Au nord de Riom, on peut déterminer, grâce aux connaissances actuelles, cinq voies principales : quatre en provenance d’Augusto Nemetum (Clermont) :

– en direction de Poitiers, en passant par Saint-Bonnet, Saint-Hilaire-la-Croix et Néris-les-Bains

– en direction de Chantelle, en passant par Saint-Myon et Artonne

– en direction de Gannat et au-delà (on parlera de « chemin Gannatier »)

– en direction de Vichy (Aquae Calidae – Vichy), en passant par Saint-Bonnet, Aigueperse et Montpensier.

La 5ème voie est transversale, venant de Poitiers, passait par Artonne, Thuret et le port de Ris pour traverser l’Allier.

On voit l’importance que put notamment jouer Artonne, au croisement de plusieurs de ces importantes voies antiques.

La base de la croix Saint-Martial à Serbannes  est une colonne milliaire anépigraphe.

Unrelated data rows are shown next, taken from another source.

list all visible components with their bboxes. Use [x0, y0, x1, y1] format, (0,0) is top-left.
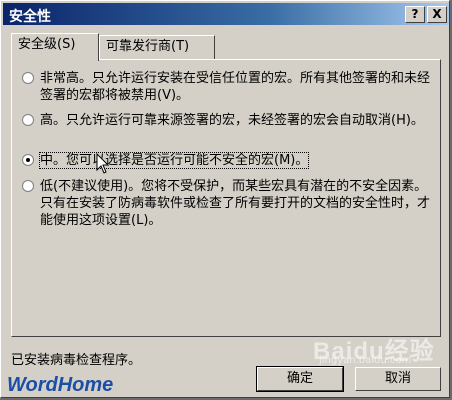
- wordhome-watermark: WordHome: [7, 374, 114, 396]
- baidu-watermark-url: jingyan.baidu.com: [319, 355, 412, 366]
- option-very-high-label: 非常高。只允许运行安装在受信任位置的宏。所有其他签署的和未经签署的宏都将被禁用(…: [40, 71, 431, 103]
- option-high-label: 高。只允许运行可靠来源签署的宏，未经签署的宏会自动取消(H)。: [40, 113, 424, 128]
- title-bar[interactable]: 安全性 ? X: [3, 3, 449, 25]
- tab-trusted-publishers[interactable]: 可靠发行商(T): [99, 35, 215, 59]
- help-button[interactable]: ?: [405, 6, 425, 23]
- option-low-label: 低(不建议使用)。您将不受保护，而某些宏具有潜在的不安全因素。只有在安装了防病毒…: [40, 179, 431, 228]
- ok-button[interactable]: 确定: [256, 366, 344, 392]
- security-dialog: 安全性 ? X 安全级(S) 可靠发行商(T) 非常高。只允许运行安装在受信任位…: [0, 0, 450, 398]
- cancel-button[interactable]: 取消: [355, 367, 441, 391]
- mouse-cursor-icon: [96, 153, 110, 174]
- radio-very-high[interactable]: [22, 72, 34, 84]
- radio-low[interactable]: [22, 180, 34, 192]
- option-high[interactable]: 高。只允许运行可靠来源签署的宏，未经签署的宏会自动取消(H)。: [22, 112, 432, 129]
- option-medium-label: 中。您可以选择是否运行可能不安全的宏(M)。: [38, 152, 310, 169]
- close-button[interactable]: X: [427, 6, 447, 23]
- option-medium[interactable]: 中。您可以选择是否运行可能不安全的宏(M)。: [22, 152, 432, 169]
- option-very-high[interactable]: 非常高。只允许运行安装在受信任位置的宏。所有其他签署的和未经签署的宏都将被禁用(…: [22, 70, 432, 104]
- radio-high[interactable]: [22, 114, 34, 126]
- security-level-panel: 非常高。只允许运行安装在受信任位置的宏。所有其他签署的和未经签署的宏都将被禁用(…: [11, 59, 441, 337]
- dialog-title: 安全性: [9, 9, 51, 25]
- radio-medium[interactable]: [22, 154, 34, 166]
- tab-security-level[interactable]: 安全级(S): [11, 33, 99, 61]
- option-low[interactable]: 低(不建议使用)。您将不受保护，而某些宏具有潜在的不安全因素。只有在安装了防病毒…: [22, 178, 432, 229]
- virus-checker-status: 已安装病毒检查程序。: [11, 353, 142, 368]
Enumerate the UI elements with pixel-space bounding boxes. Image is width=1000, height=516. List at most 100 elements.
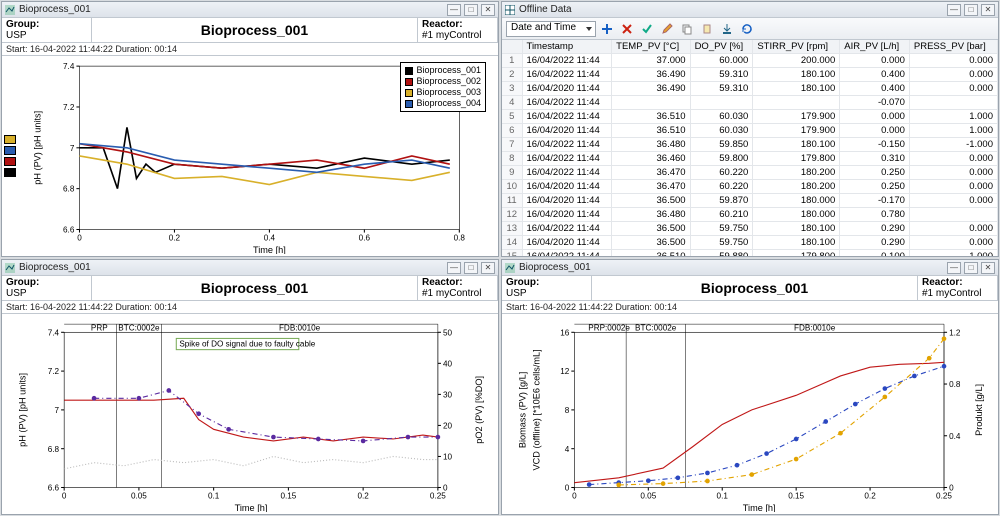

Tout ce réseau de l’époque gauloise peut expliquer comment Jules César put déplacer relativement facilement et rapidement ses légions à travers la Gaule. Des bornes dites milliaires, disposées le long des voies indiquaient les distances par mille pas, par rapport à la capitale de province, ici, Augusto Nemetum, servaient également à se repérer dans le paysage. Une très belle borne, datée de l’empereur Claude (année 46 de notre ère) était placée au sud d’Aigueperse, au niveau du rond-point de l’actuelle zone industrielle. Elle est conservée au musée Bargoin de Clermont-Ferrand. Quatre autres bornes au moins jalonnaient le trajet entre Aigueperse et Vichy. L’une d’elles est aujourd’hui placée devant l’église de Biozat. Néanmoins, il faut noter que l’unité de mesure des distances est longtemps restée dans notre pays la lieue (unité gauloise) et non le mille (romain).

Ces voies antiques pouvaient aussi servir de frontières administratives entre différent territoires avec la présence fréquente qui subsiste de nos jours du toponyme « les littes » sur leurs bordures.

Ces voies antiques souffrent aujourd’hui d’un manque de considération du fait de manque de connaissance de ces marqueurs du paysage. L’Association culturelle souhaite mieux localiser ces parcours anciens sur son territoire et, à cette fin, mettre en place un groupe de travail, ouvert à tous les volontaires.

Cette conférence attira un nombre exceptionnel d’auditeurs dont certains venaient de loin, dans la belle salle du collège d’Aigueperse. Nadine Moulin, secrétaire de l’Association culturelle, remercia, au nom de l’auditoire, Olivier Paradis ainsi que l’équipe des bénévoles ayant organisé l’événement, avant d’inviter les présents à venir échanger autour d’un verre de l’amitié.